Seems like a cheap and easy fix, so why not give it a try. You can get oil cheaper than buying the specialized progucts from the RV companies. Of course if this doesn't work, then I am going to have to pull the coroplast down and lube them the hard way :(
 

danemayer

Well-known member
I have talked to a number of people who use cheap vegetable oil in the tanks to lubricate the valves. Good friend that has a motohome swears by this, and does it twice a year.

I've tried the lubricants and oils added to the tanks without any improvement.

The biggest improvement was when I sprayed the actuator rod on the valve itself with Silicon Spray.

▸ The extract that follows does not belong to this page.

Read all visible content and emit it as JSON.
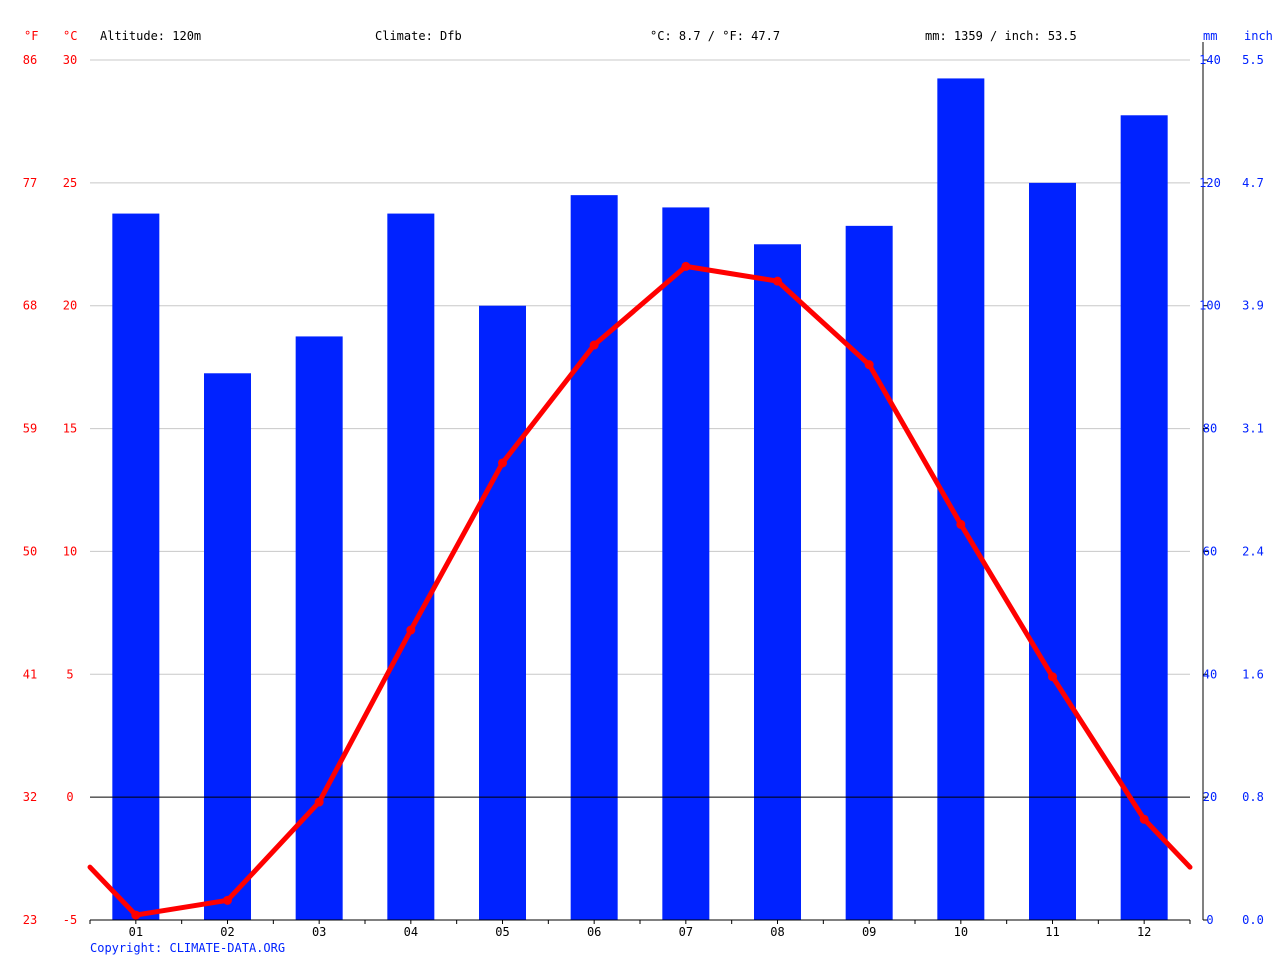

Got underneath last week and gave Gray #1's valve plunger a good shot of silicone spray and managed to get the Black Tank Valve plunger with a light spray from a distance. Both are now operating smooth and easy. Now I have to get to Gray #2.

Thanks Jan and Bill.
 

Westwind

Well-known member
Installed the external valve at the end of the sewer pipe connection . After getting wet feet 4 times this past season I decided that this was the way to go. I intend to drop the bottom covering next spring and lube all the gate valves on the 3 tanks but this will provide backup should any of them fail in the future.